Monday, August 17, 2015
Ohio’s dependence on Medicaid is the worst in the Midwest
Thanks to Gov. John Kasich’s Obamacare expansion, Ohio has the highest rate of Medicaid enrollment in the Midwest.
One out of four Ohioans is enrolled in the welfare program Kasich — a Republican — expanded to cover working-age adults with no kids and no disabilities.
Ohio, Illinois and Michigan are the only Midwest states with more than 20 percent of their residents enrolled in Medicaid, a welfare program jointly funded by the federal government and the states.
Missouri, Wisconsin, Minnesota, Iowa and Indiana each have between 15 percent and 20 percent of their residents enrolled in Medicaid, and Medicaid enrollment rates are between 10 percent and 15 percent in North Dakota, Nebraska, South Dakota and Kansas.

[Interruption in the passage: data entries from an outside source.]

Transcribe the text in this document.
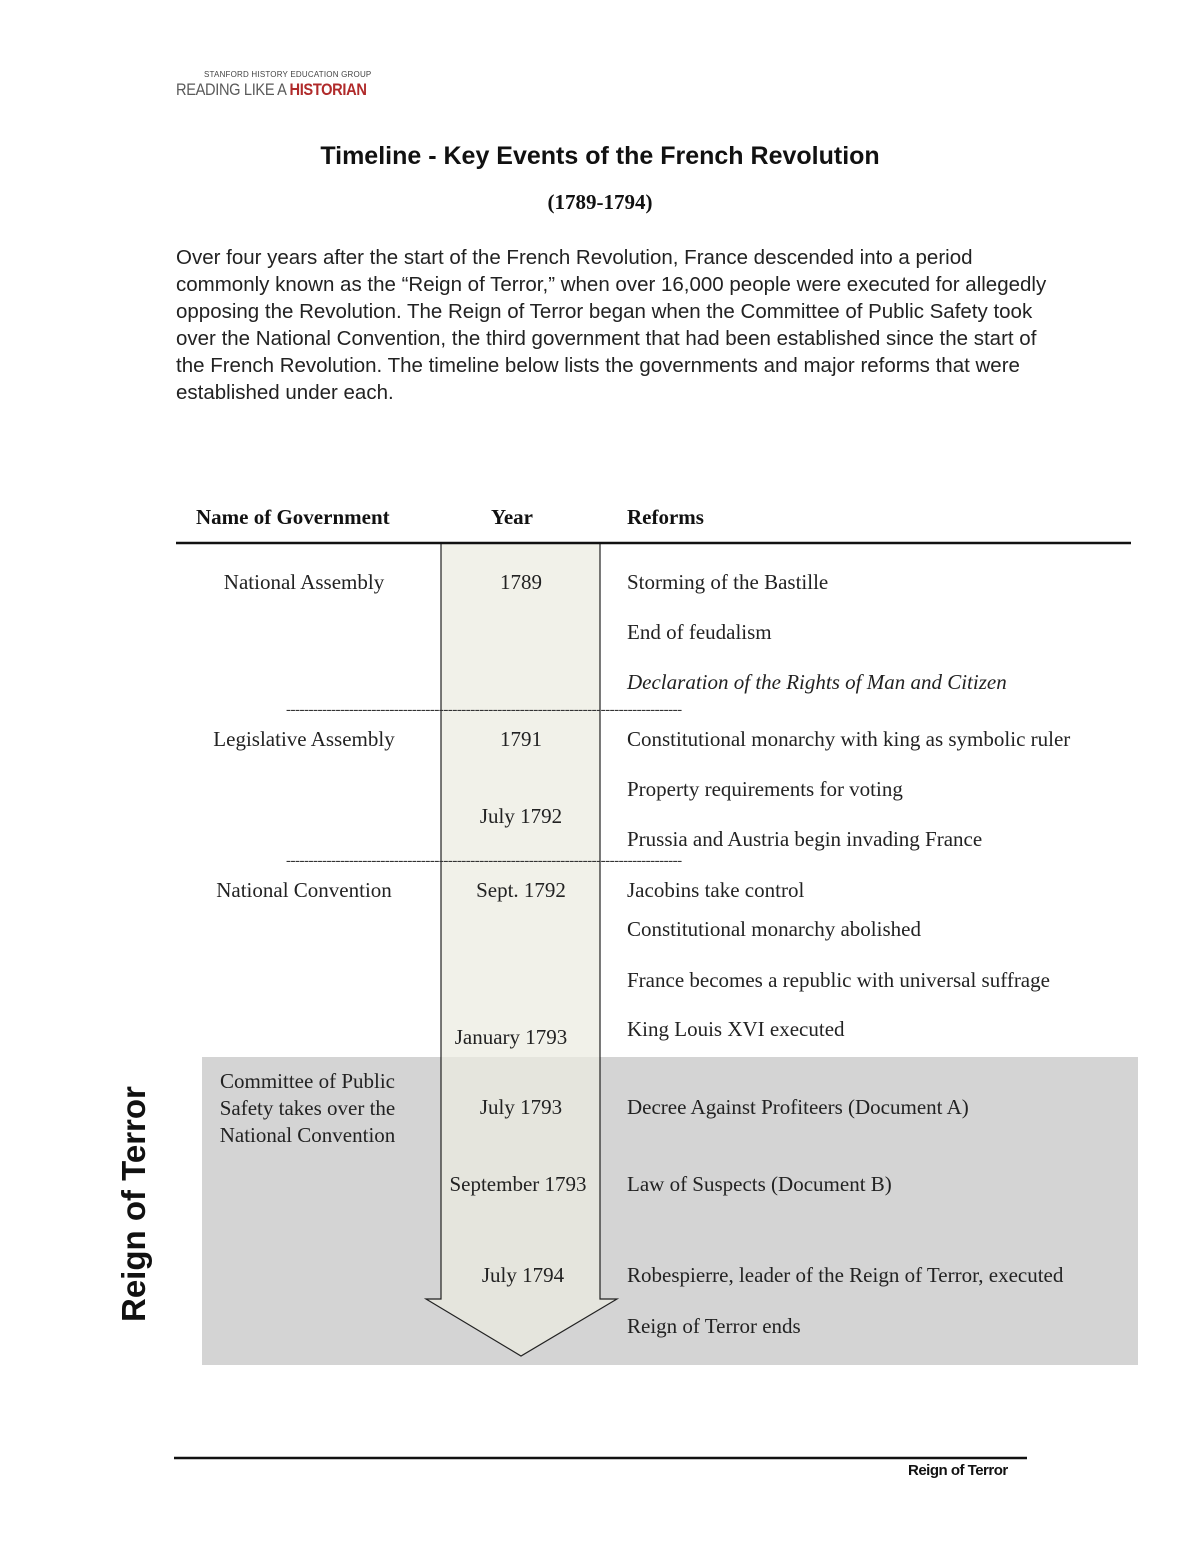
STANFORD HISTORY EDUCATION GROUP
READING LIKE A HISTORIAN
Timeline - Key Events of the French Revolution
(1789-1794)
Over four years after the start of the French Revolution, France descended into a period commonly known as the “Reign of Terror,” when over 16,000 people were executed for allegedly opposing the Revolution. The Reign of Terror began when the Committee of Public Safety took over the National Convention, the third government that had been established since the start of the French Revolution. The timeline below lists the governments and major reforms that were established under each.
Name of Government	Year	Reforms
National Assembly
Legislative Assembly
National Convention
Committee of Public Safety takes over the National Convention
1789
1791
July 1792
Sept. 1792
January 1793
July 1793
September 1793
July 1794
Storming of the Bastille
End of feudalism
Declaration of the Rights of Man and Citizen
Constitutional monarchy with king as symbolic ruler
Property requirements for voting
Prussia and Austria begin invading France
Jacobins take control
Constitutional monarchy abolished
France becomes a republic with universal suffrage
King Louis XVI executed
Decree Against Profiteers (Document A)
Law of Suspects (Document B)
Robespierre, leader of the Reign of Terror, executed
Reign of Terror ends
----------------------------------------------------------------------------------------
----------------------------------------------------------------------------------------
Reign of Terror
Reign of Terror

Since mid-2013, Ohio’s Medicaid enrollment has grown by almost 24 percent. Among the 12 states in the Midwest, only North Dakota’s Medicaid enrollment — which totaled 89,001 in May – grew at a faster rate.
Ohio Watchdog compared state enrollment rates using the latest data from the U.S. Department of Health and Human Services and the U.S. Census Bureau. Figures from the Ohio Department of Medicaid are even worse.
Ohio had 2.33 million people on its Medicaid rolls in December 2013, the month before Kasich’s Obamacare expansion took effect. Within 18 months, 3 million Ohioans were on Medicaid.
In July, enrollment in Kasich’s Obamacare expansion was 609,030 — 66 percent greater than Kasich expected.
Kasich’s Obamacare expansion cost federal taxpayers $4 billion in its first 18 months, instead of the $2.5 billion projected.
Obamacare expansion would have sunk Ohio’s entire Medicaid budget last year, but the Kasich administration overestimated new enrollment from Ohioans already eligible for Medicaid.
The Kasich administration was wrong about Obamacare expansion enrollment and wrong about “woodwork effect” enrollment from the previously eligible — but the wildly inaccurate projections offset one another.